The book promises to offer “recollections and insights from her meetings and conversations with the world’s most powerful people,” often as the only woman in the room, while recounting “significant national, European and international turning points … how the decisions were made that shaped our times”.

The memoirs, whose hardback edition is priced at £35 or €42, will go on sale worldwide on 26 November, in time to catch the December holiday wave of book sales. The German audiobook will be read by the acclaimed actor Corinna Harfouch, who also grew up in the communist east.

Since leaving politics two and a half years ago, Merkel’s strong popularity and status as a global icon of liberal values have taken a heavy knock over allegations that she weakened Germany by increasing its dependence on Russia and on China during her long tenure.

Critics say she has failed to reckon with the damaging impact of those policies in the ensuing years despite repeated public appearances to discuss her legacy.

Roderich Kiesewetter, a longtime Merkel ally from her Christian Democratic Union (CDU) and a defence affairs expert, accused her of making fateful mistakes in continuing to pursue the Nord Stream gas pipeline project with Russia even after its 2014 annexation of Crimea.

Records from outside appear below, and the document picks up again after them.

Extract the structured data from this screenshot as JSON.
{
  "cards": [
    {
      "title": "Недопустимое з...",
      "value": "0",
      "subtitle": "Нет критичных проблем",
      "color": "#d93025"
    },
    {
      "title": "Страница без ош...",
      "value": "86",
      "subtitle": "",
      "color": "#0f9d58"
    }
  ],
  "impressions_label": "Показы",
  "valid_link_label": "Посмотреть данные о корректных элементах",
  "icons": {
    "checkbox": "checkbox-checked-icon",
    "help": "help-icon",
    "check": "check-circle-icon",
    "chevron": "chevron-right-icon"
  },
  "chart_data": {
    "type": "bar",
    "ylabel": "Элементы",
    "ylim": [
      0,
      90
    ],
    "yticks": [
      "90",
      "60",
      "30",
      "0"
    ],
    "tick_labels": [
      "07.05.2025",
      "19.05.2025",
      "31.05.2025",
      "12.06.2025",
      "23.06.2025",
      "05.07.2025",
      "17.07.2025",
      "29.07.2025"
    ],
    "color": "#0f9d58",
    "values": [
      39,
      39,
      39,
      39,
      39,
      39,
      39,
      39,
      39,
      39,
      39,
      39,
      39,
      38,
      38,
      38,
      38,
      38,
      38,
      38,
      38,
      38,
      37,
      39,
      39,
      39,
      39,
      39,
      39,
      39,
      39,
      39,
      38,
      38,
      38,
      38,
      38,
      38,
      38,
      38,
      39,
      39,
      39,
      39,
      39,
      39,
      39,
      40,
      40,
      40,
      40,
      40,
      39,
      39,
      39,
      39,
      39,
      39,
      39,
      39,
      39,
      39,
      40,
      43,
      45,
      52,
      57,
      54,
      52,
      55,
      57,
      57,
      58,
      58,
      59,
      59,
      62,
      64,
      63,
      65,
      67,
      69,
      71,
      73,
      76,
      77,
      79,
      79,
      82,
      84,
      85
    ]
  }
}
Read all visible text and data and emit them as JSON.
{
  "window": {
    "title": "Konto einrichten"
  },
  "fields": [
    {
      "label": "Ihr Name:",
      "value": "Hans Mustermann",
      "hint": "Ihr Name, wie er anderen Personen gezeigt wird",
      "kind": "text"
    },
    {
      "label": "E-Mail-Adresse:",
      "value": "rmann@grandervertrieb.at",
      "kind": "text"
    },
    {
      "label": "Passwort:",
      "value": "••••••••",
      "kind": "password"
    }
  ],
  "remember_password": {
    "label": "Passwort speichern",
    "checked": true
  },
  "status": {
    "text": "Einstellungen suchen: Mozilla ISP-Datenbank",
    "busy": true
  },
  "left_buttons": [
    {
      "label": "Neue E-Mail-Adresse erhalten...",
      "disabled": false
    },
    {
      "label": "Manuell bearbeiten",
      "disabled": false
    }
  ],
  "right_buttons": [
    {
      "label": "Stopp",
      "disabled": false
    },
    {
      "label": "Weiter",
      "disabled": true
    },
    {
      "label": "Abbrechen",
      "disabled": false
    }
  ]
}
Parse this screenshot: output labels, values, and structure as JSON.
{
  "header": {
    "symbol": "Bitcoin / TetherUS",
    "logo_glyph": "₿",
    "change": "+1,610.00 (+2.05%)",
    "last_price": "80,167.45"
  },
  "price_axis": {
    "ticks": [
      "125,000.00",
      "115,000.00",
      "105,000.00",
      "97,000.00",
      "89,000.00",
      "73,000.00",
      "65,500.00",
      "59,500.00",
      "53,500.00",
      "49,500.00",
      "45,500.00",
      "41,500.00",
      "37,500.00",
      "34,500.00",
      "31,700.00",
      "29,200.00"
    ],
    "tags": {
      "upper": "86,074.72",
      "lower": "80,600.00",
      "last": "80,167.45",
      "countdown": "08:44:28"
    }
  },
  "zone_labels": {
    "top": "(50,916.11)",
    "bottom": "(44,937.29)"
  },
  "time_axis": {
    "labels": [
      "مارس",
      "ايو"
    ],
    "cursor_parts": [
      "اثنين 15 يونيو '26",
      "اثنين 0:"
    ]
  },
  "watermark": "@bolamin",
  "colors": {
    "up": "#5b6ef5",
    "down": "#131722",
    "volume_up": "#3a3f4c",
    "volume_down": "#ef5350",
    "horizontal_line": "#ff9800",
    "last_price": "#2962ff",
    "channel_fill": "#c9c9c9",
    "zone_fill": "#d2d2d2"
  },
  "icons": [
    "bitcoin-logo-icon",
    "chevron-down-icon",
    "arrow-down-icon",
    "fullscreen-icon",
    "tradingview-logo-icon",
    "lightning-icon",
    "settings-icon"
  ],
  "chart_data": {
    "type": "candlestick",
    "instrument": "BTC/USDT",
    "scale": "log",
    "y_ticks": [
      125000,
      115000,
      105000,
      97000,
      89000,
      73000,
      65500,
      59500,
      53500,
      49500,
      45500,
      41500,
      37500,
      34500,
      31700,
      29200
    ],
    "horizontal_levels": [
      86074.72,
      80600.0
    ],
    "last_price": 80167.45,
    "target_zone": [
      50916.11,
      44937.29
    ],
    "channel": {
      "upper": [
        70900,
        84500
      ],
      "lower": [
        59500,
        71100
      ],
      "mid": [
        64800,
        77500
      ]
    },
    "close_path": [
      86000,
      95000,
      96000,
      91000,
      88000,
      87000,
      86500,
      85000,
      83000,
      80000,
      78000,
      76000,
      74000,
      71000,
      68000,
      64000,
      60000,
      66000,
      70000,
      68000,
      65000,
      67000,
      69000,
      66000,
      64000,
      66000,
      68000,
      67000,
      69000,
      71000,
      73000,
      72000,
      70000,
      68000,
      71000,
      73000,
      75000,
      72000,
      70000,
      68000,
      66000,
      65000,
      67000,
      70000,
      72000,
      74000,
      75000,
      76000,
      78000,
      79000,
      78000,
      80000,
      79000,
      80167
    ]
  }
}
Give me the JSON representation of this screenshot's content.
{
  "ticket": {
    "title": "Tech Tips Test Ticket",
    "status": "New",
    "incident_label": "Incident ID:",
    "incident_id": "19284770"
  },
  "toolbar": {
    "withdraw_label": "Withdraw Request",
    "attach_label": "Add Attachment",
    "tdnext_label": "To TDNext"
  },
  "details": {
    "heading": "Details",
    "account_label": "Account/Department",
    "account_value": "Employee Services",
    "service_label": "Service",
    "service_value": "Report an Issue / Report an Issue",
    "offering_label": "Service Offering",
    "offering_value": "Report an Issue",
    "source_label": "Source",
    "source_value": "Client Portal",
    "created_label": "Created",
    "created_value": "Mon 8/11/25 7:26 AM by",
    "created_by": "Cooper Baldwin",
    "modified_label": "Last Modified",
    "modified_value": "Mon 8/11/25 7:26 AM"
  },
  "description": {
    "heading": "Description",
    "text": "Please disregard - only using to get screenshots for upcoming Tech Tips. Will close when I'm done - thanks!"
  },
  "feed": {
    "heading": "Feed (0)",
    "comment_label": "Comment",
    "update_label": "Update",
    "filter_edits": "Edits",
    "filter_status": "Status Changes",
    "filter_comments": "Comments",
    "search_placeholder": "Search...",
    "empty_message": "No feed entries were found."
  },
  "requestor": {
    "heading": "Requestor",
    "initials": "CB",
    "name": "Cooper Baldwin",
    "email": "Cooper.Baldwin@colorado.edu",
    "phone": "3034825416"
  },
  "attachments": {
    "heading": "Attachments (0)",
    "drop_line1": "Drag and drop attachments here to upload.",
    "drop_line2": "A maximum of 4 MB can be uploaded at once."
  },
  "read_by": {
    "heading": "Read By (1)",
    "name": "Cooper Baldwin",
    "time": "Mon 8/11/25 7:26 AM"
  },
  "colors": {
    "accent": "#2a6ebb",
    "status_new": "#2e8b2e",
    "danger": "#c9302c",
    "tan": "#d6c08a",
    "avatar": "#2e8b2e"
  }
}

“Merkel has her accomplishments but we have got to come to terms with her closeness with Russia,” he said on public television last month.

If the former chancellor’s recent public statements are anything to go by, however, readers should not expect apologies in Freedom.

Merkel has reportedly spent much of her time since handing over the keys to the chancellery to Olaf Scholz in December 2021 holed up with Baumann writing – a task that has provided a useful excuse to skip potentially awkward events such as last week’s congress of her CDU, now run by her frequent nemesis Friedrich Merz.

Merz has since broken with Merkel’s centrist course and steered the party rightward, particularly on migration – an issue on which Merkel, during the 2015-16 refugee influx, won widespread admiration as a compassionate conservative for keeping Germany’s borders open.

Leading CDU officials have accused Merkel of helping to fuel the rise of the far-right AfD party with her welcoming stance toward migrants – another issue sure to get a thorough airing in her memoir.

Merkel’s disillusionment with her own party can be seen in another item in her diary on the day of her book announcement: on Tuesday evening she will deliver a keynote speech in tribute to Jürgen Trittin, a Green party stalwart and her leftist successor as environment minister, as he leaves the political stage after four decades in politics.

• This article was amended on 14 May 2024. Jürgen Trittin was Angela Merkel’s successor as environment minister, not her predecessor, as an earlier version said.